Allyson is running against Sara Roberts McCarly, the current commissioner for district C. Sara works for a local charitable organization and is very active in the community. She comes across as mature and competent. Sara and Allyson both struck me as good candidates. I’m sure whichever one we choose as commissioner, both will continue to serve the community as volunteers.
After Allyson I spoke to Mike Musick, the current commissioner for district D. Mike was elected to the city commission in a special election a few months ago. He said it takes a lot more time than he expected, but he has great people at his company who give him all the time he needs to do the job. I asked Mike what being on the city commission enables him to do, and he said it gives him one seventh of a vote. The main power it gives him is the opportunity to try to persuade other commissioners. When Mike gave his speech, he said his main concern is to question spending, and that he goes with his gut. I know our city employees work very hard to minimize spending, so judging spending by gut feeling doesn’t strike me as fair to them.
Mike’s opponent in district D is Dr. Shandale Terrell. Dr. Terrell teaches high school. Like Mike, he describes himself as conservative with spending. Dr. Terrell seems to have done everything possible to prepare for service in Lakeland. He has joined community organizations, served in multiple volunteer roles, and taken whatever training was available. His approach seems to be, why guess when you can know?
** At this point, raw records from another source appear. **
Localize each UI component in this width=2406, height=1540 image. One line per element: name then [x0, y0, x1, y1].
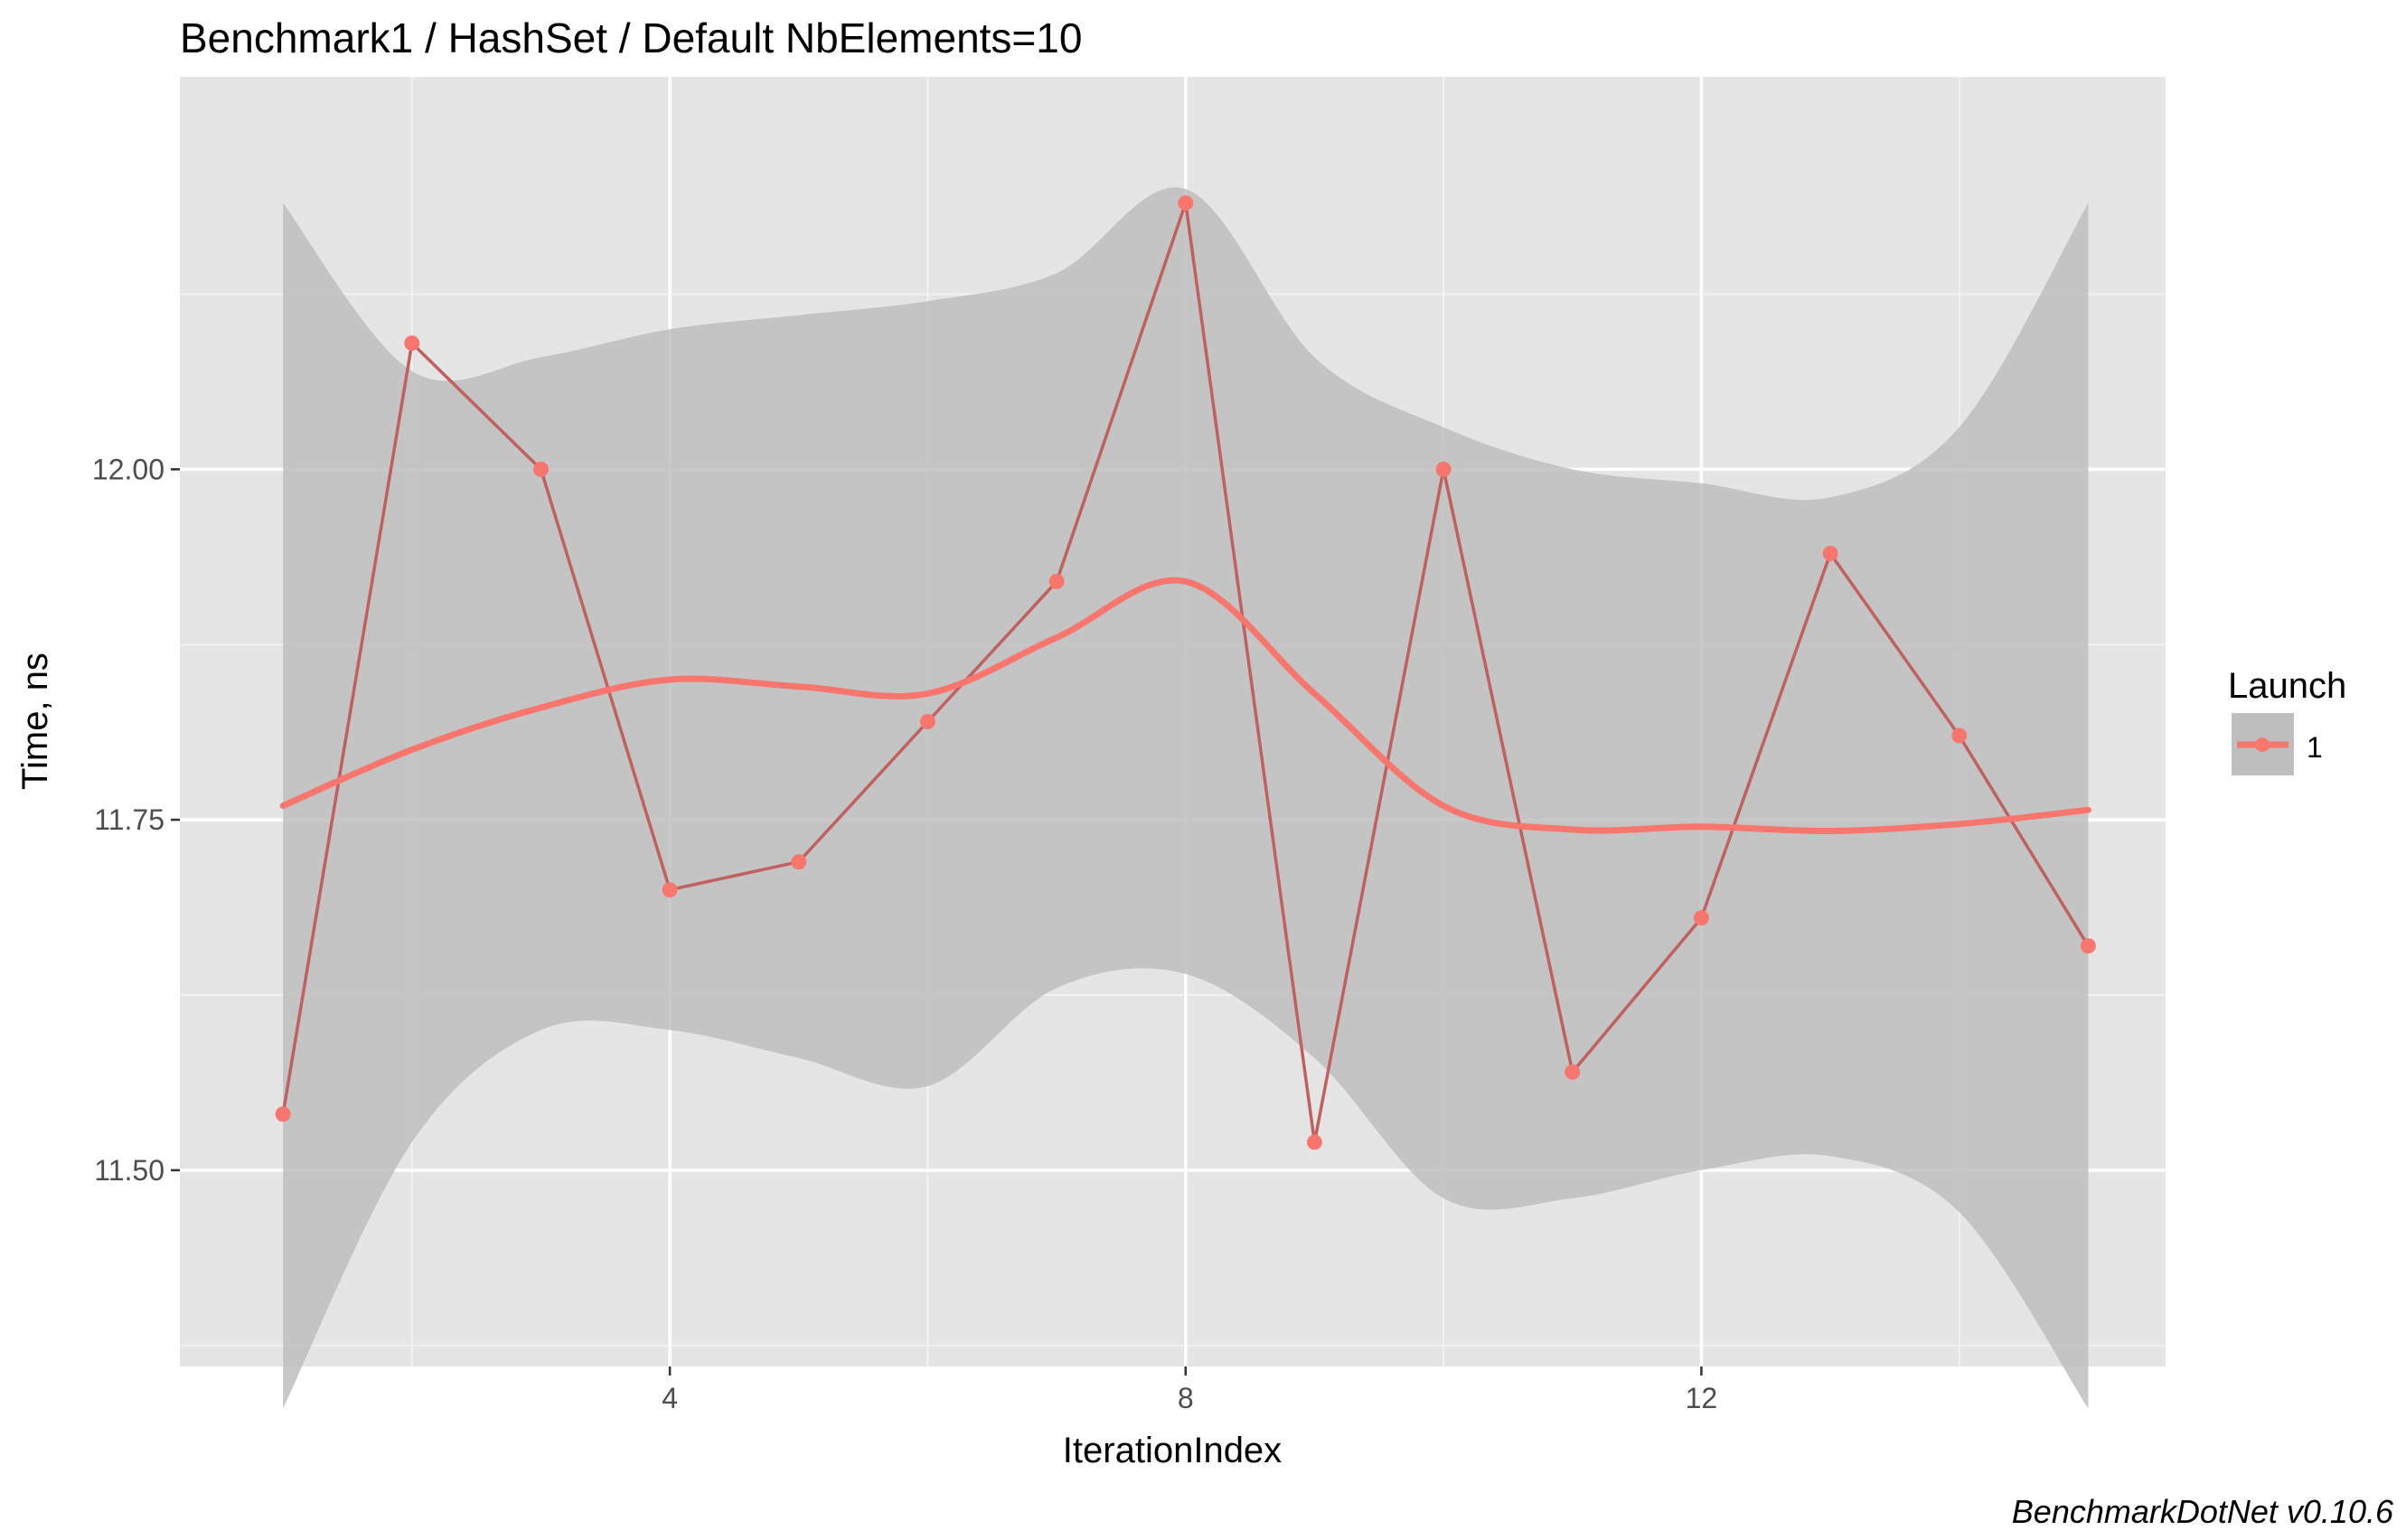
y-tick-label: 11.75	[94, 803, 164, 836]
data-point	[1822, 545, 1838, 561]
y-axis-label: Time, ns	[15, 653, 55, 790]
x-tick-label: 8	[1178, 1382, 1194, 1414]
legend: Launch 1	[2228, 666, 2346, 777]
data-point	[1693, 910, 1709, 926]
data-point	[1951, 728, 1968, 744]
points-layer	[275, 195, 2096, 1150]
data-point	[1435, 461, 1452, 477]
x-tick-label: 4	[662, 1382, 678, 1414]
confidence-band	[283, 187, 2089, 1409]
data-point	[1048, 573, 1065, 589]
data-point	[662, 882, 678, 898]
y-tick-label: 12.00	[92, 453, 164, 485]
data-point	[1178, 195, 1194, 211]
data-point	[2080, 938, 2096, 954]
data-point	[791, 854, 807, 870]
x-tick-label: 12	[1686, 1382, 1718, 1414]
chart-title: Benchmark1 / HashSet / Default NbElement…	[180, 14, 1082, 61]
data-point	[275, 1106, 291, 1122]
legend-item-label: 1	[2307, 731, 2323, 764]
data-point	[1565, 1064, 1581, 1080]
caption: BenchmarkDotNet v0.10.6	[2012, 1493, 2394, 1530]
data-point	[1306, 1134, 1322, 1150]
data-point	[919, 714, 935, 729]
x-axis-ticks: 4 8 12	[662, 1366, 1717, 1414]
data-point	[404, 335, 420, 352]
y-tick-label: 11.50	[94, 1154, 164, 1187]
x-axis-label: IterationIndex	[1063, 1431, 1282, 1470]
y-axis-ticks: 11.50 11.75 12.00	[92, 453, 180, 1187]
smooth-fit-line	[279, 577, 2091, 835]
legend-title: Launch	[2228, 666, 2346, 706]
data-point	[532, 461, 549, 477]
legend-key-point	[2255, 737, 2270, 752]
Our current mayor, Bill Mutz, accepts that being mayor doesn’t come with much formal power. But it does give him the opportunity to get information and talk to people, and sometimes that’s enough to make a difference. I’d heard him speak before, so at this event I asked him about the obstacles to affordable housing in Lakeland. He shared how below-market rate housing is being developed and told me who to talk to if I had ideas to make more affordable housing available.